Looking at the familiar attitudes in which people on both sides have
settled anew, one comes to wonder if the present situation is not somehow
convenient for a large range of actors. It could be indeed a fairly comfortable
situation if, everything being well considered, the Iranian nuclear threat had
not the intensity usually attached to it. For twenty years people have been
crying wolf on the basis of a constant flow of revelations. Perhaps the time
has come to admit that the dark horizon of the Iranian Bomb recedes as we go
forward. Most certainly, Iran has made great progress in the highly sensitive
field of enrichment. But he still meets problems in fully mastering this
technology which could give it access to the prime material of a nuclear
arsenal. From what we can see and presume from observations of all kinds, Iran
does not yet possess the full array of skills, touching a very diversified
range of fields, necessary to put together a credible bomb. Finally, if Iran
were to reach this point, all of this would become visible. Means of detection
have made immense progress.
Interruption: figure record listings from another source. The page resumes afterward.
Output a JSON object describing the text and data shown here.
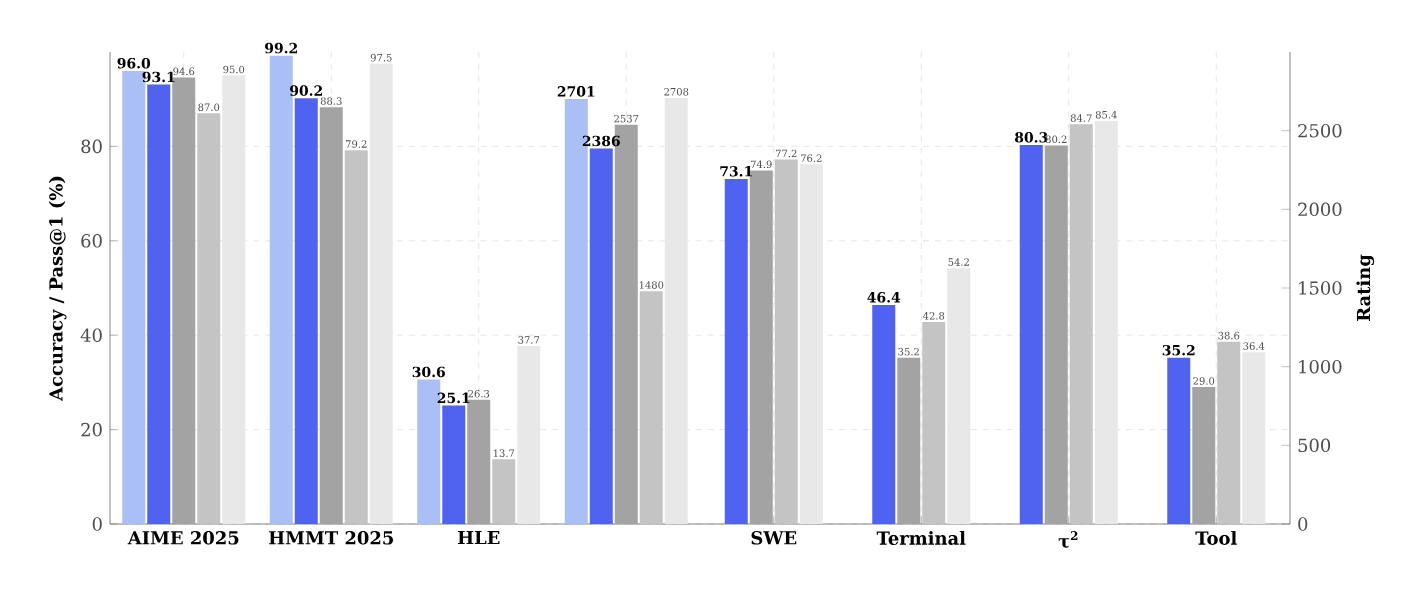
{
  "chart_data": {
    "type": "bar",
    "ylabel": "Accuracy / Pass@1 (%)",
    "y2label": "Rating",
    "categories": [
      "AIME 2025",
      "HMMT 2025",
      "HLE",
      null,
      "SWE",
      "Terminal",
      "τ$^{2}$",
      "Tool"
    ],
    "series": [
      {
        "color": "#a9bff5",
        "values": [
          96.0,
          99.2,
          30.6,
          null,
          null,
          null,
          null,
          null
        ],
        "value_labels": [
          "96.0",
          "99.2",
          "30.6",
          null,
          null,
          null,
          null,
          null
        ]
      },
      {
        "color": "#4f63f0",
        "values": [
          93.1,
          90.2,
          25.1,
          null,
          73.1,
          46.4,
          80.3,
          35.2
        ],
        "value_labels": [
          "93.1",
          "90.2",
          "25.1",
          null,
          "73.1",
          "46.4",
          "80.3",
          "35.2"
        ]
      },
      {
        "color": "#a3a3a3",
        "values": [
          94.6,
          88.3,
          26.3,
          null,
          74.9,
          35.2,
          80.2,
          29.0
        ],
        "value_labels": [
          "94.6",
          "88.3",
          "26.3",
          null,
          "74.9",
          "35.2",
          "80.2",
          "29.0"
        ]
      },
      {
        "color": "#c4c4c4",
        "values": [
          87.0,
          79.2,
          13.7,
          null,
          77.2,
          42.8,
          84.7,
          38.6
        ],
        "value_labels": [
          "87.0",
          "79.2",
          "13.7",
          null,
          "77.2",
          "42.8",
          "84.7",
          "38.6"
        ]
      },
      {
        "color": "#e8e8e8",
        "values": [
          95.0,
          97.5,
          37.7,
          null,
          76.2,
          54.2,
          85.4,
          36.4
        ],
        "value_labels": [
          "95.0",
          "97.5",
          "37.7",
          null,
          "76.2",
          "54.2",
          "85.4",
          "36.4"
        ]
      },
      {
        "color": "#a9bff5",
        "axis": "y2",
        "values": [
          null,
          null,
          null,
          2701,
          null,
          null,
          null,
          null
        ],
        "value_labels": [
          null,
          null,
          null,
          "2701",
          null,
          null,
          null,
          null
        ]
      },
      {
        "color": "#4f63f0",
        "axis": "y2",
        "values": [
          null,
          null,
          null,
          2386,
          null,
          null,
          null,
          null
        ],
        "value_labels": [
          null,
          null,
          null,
          "2386",
          null,
          null,
          null,
          null
        ]
      },
      {
        "color": "#a3a3a3",
        "axis": "y2",
        "values": [
          null,
          null,
          null,
          2537,
          null,
          null,
          null,
          null
        ],
        "value_labels": [
          null,
          null,
          null,
          "2537",
          null,
          null,
          null,
          null
        ]
      },
      {
        "color": "#c4c4c4",
        "axis": "y2",
        "values": [
          null,
          null,
          null,
          1480,
          null,
          null,
          null,
          null
        ],
        "value_labels": [
          null,
          null,
          null,
          "1480",
          null,
          null,
          null,
          null
        ]
      },
      {
        "color": "#e8e8e8",
        "axis": "y2",
        "values": [
          null,
          null,
          null,
          2708,
          null,
          null,
          null,
          null
        ],
        "value_labels": [
          null,
          null,
          null,
          "2708",
          null,
          null,
          null,
          null
        ]
      }
    ],
    "ylim": [
      0,
      100
    ],
    "yticks": [
      0,
      20,
      40,
      60,
      80
    ],
    "y2lim": [
      0,
      3000
    ],
    "y2ticks": [
      0,
      500,
      1000,
      1500,
      2000,
      2500
    ],
    "grid": true
  }
}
Experience gathered on the last thirty years
demonstrate that such complex programs, when they come close to maturity,
cannot remain clandestine, on the condition of course that the World is fully
awakened to the risk.
In waiting for such a moment, if it ever comes, international tension
cultivated around this file gives to the Iranian regime a permanent leverage on
its population to keep it united against the outer world. And the Regime does
not meet much internal opposition on this matter of national pride and
sovereignty. Thus, even the isolation inflicted upon the Islamic Republic helps
it keeping hold of its own country. Israel, too, can find some benefit in such
a situation. Each verbal attack coming from Iran, each announcement about some
new missile experiment, reinforce the credibility of an existential menace on
which the Israeli government can lean to rally not only its population but also
and foremost all Israel’s friends abroad, and degrade to second priority the
solution of the Palestinian question. The States of the Arabic Peninsula can
find in such a subject an easy and welcome matter for agreement between
themselves and for wooing American support. As for the United States, they find
here a good opportunity to tighten their camp around their case for
non-proliferation, and to feed some legitimacy into their anti-ballistic
programs facing South. The main victim of this convergence of opposites could
well be the Iranian people, caught in some kind of crossfire. Pressed on one
side by the sanctions, on the other side by the whole power structure of the
Regime, it is a miracle that they still stand up and keep hope.